Smith had been invited over to his sister’s house making him lawfully allowed in the home. Shortly after entering the home, an argument broke out between Smith’s sister and her husband, Van Hemert, about rent for the home. Van Hemert was upset with his wife for taking a title loan on their car for the rent. Investigators reported that Smith stepped in and defended his sister, saying that Van Hemert was not contributing to the household’s finances due to his unemployment.
Van Hemert demanded that Smith leave the house. When he did not leave, Van Hemert walked into a nearby bedroom and loaded a magazine into a firearm. Cache County Attorney’s Office said,
“Within seconds, Van Hemert reentered the family room in an aggressive manner with a handgun in his right hand.”
Smith believed that his and his sister’s lives were in danger. In defense, he drew a handgun of this own that he had been carrying concealed, firing five shots at Van Hemert and hitting him in the head, neck and chest. He died at the scene.
Smith called 911 after the shooting and reporting to dispatch that he acted in self-defense after Van Hemert pulled the gun on him and his sister. Smith was taken into custody, but it was reported that he was compliant with investigators.

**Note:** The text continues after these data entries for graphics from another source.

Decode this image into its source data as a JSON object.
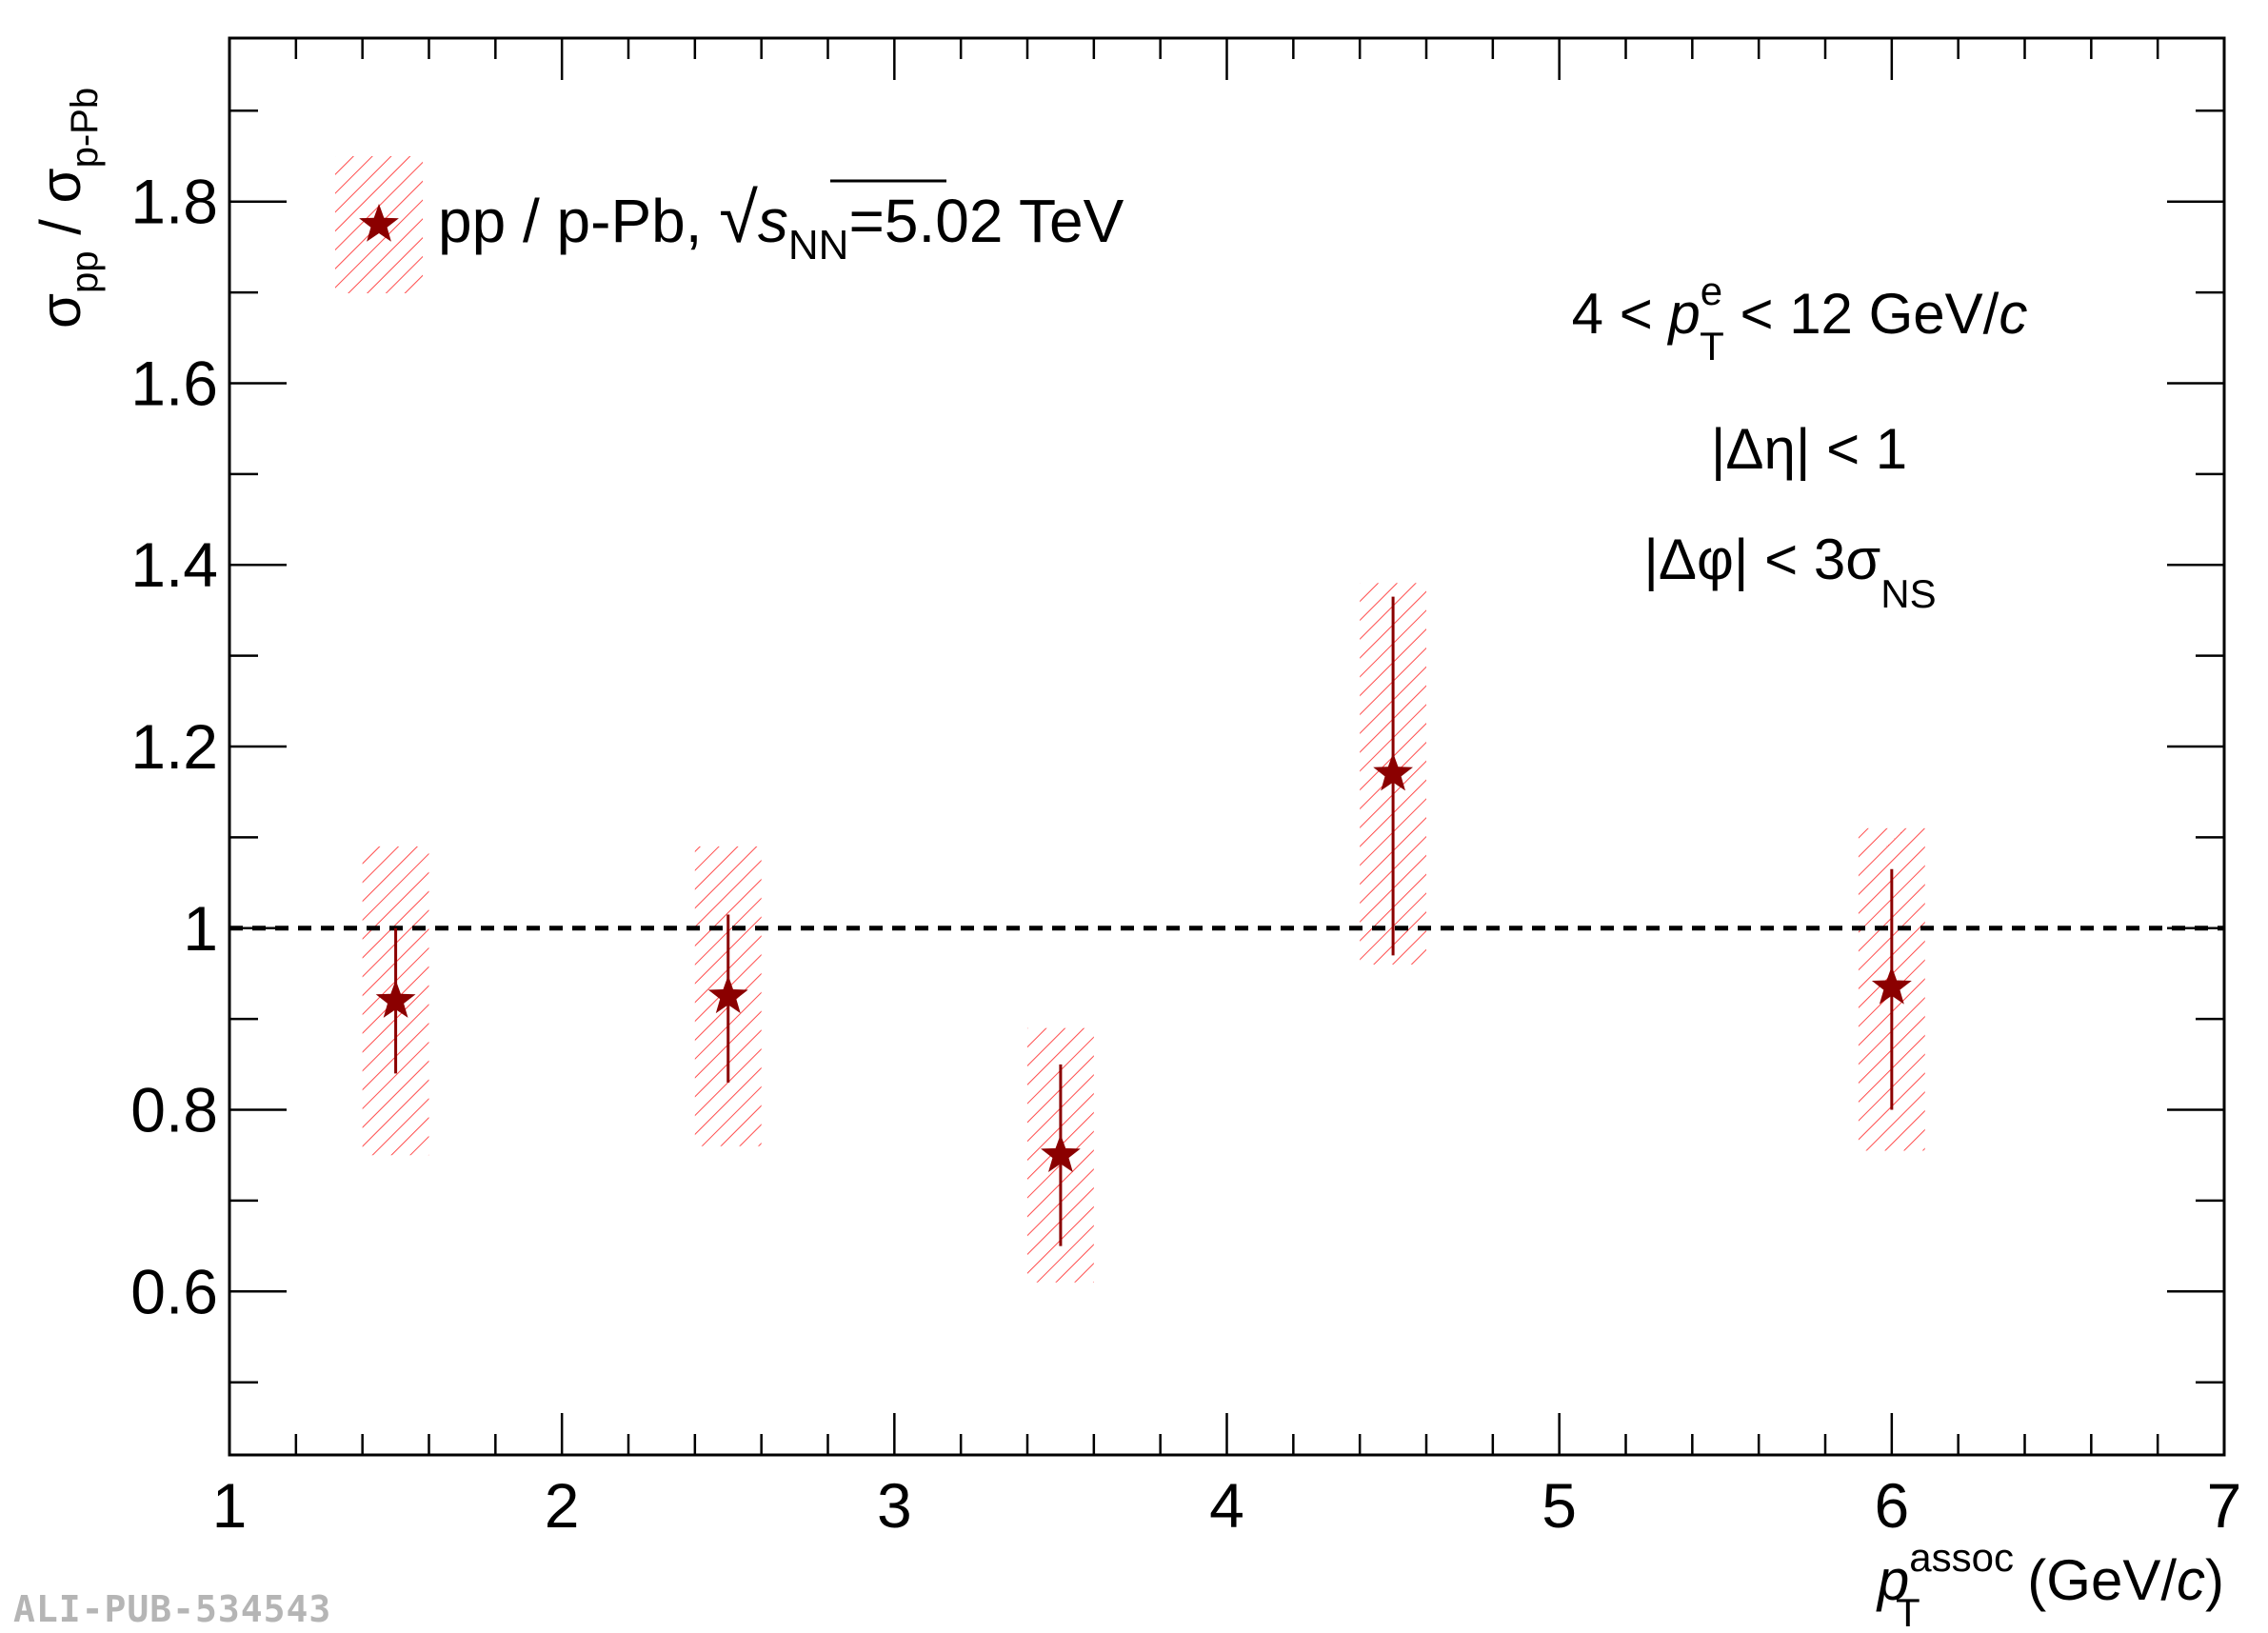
{
  "chart_data": {
    "type": "scatter",
    "title": "",
    "xlabel": {
      "main": "p",
      "sub": "T",
      "sup": "assoc",
      "unit_prefix": " (GeV/",
      "unit_italic": "c",
      "unit_suffix": ")"
    },
    "ylabel": {
      "sigma1": "σ",
      "sub1": "pp",
      "slash": " / ",
      "sigma2": "σ",
      "sub2": "p-Pb"
    },
    "xlim": [
      1,
      7
    ],
    "ylim": [
      0.42,
      1.98
    ],
    "x_ticks": [
      1,
      2,
      3,
      4,
      5,
      6,
      7
    ],
    "x_tick_labels": [
      "1",
      "2",
      "3",
      "4",
      "5",
      "6",
      "7"
    ],
    "y_ticks": [
      0.6,
      0.8,
      1.0,
      1.2,
      1.4,
      1.6,
      1.8
    ],
    "y_tick_labels": [
      "0.6",
      "0.8",
      "1",
      "1.2",
      "1.4",
      "1.6",
      "1.8"
    ],
    "reference_line": {
      "y": 1.0,
      "style": "dashed"
    },
    "grid": false,
    "legend_position": "top-left",
    "series": [
      {
        "name": "pp / p-Pb, √s_NN=5.02 TeV",
        "marker": "star",
        "color": "#8b0000",
        "syst_color": "#ff4d4d",
        "points": [
          {
            "x": 1.5,
            "y": 0.92,
            "stat_low": 0.84,
            "stat_high": 1.0,
            "syst_low": 0.75,
            "syst_high": 1.09,
            "syst_xw": 0.1
          },
          {
            "x": 2.5,
            "y": 0.925,
            "stat_low": 0.83,
            "stat_high": 1.015,
            "syst_low": 0.76,
            "syst_high": 1.09,
            "syst_xw": 0.1
          },
          {
            "x": 3.5,
            "y": 0.75,
            "stat_low": 0.65,
            "stat_high": 0.85,
            "syst_low": 0.61,
            "syst_high": 0.89,
            "syst_xw": 0.1
          },
          {
            "x": 4.5,
            "y": 1.17,
            "stat_low": 0.97,
            "stat_high": 1.365,
            "syst_low": 0.96,
            "syst_high": 1.38,
            "syst_xw": 0.1
          },
          {
            "x": 6.0,
            "y": 0.935,
            "stat_low": 0.8,
            "stat_high": 1.065,
            "syst_low": 0.755,
            "syst_high": 1.11,
            "syst_xw": 0.1
          }
        ]
      }
    ],
    "annotations": {
      "pt_range": {
        "pre": "4 < ",
        "p": "p",
        "sub": "T",
        "sup": "e",
        "post": " < 12 GeV/",
        "c": "c"
      },
      "eta": "|Δη| < 1",
      "phi": {
        "pre": "|Δφ| < 3σ",
        "sub": "NS"
      }
    },
    "legend": {
      "pre": "pp / p-Pb, ",
      "sqrt": "√",
      "s": "s",
      "sub": "NN",
      "post": "=5.02 TeV"
    }
  },
  "watermark": "ALI-PUB-534543",
  "colors": {
    "marker": "#8b0000",
    "syst_hatch": "#ff4d4d",
    "axis": "#000000",
    "watermark": "#b5b5b5"
  }
}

It has been reported Smith holds a valid firearm permit issued by the State of Utah, whereas Van Hemert, on the other hand, was a convicted felon and was prohibited from even owning a firearm. Cache County Attorney James M. Swink announced in a release,
“The investigation reveals that Smith used deadly force because he reasonably believed that such force was necessary to prevent Van Hemert from killing or seriously injuring him and perhaps others. Conversely, the investigation also reveals that Van Hemert unlawfully used deadly force under circumstances not warranting the use of such force.”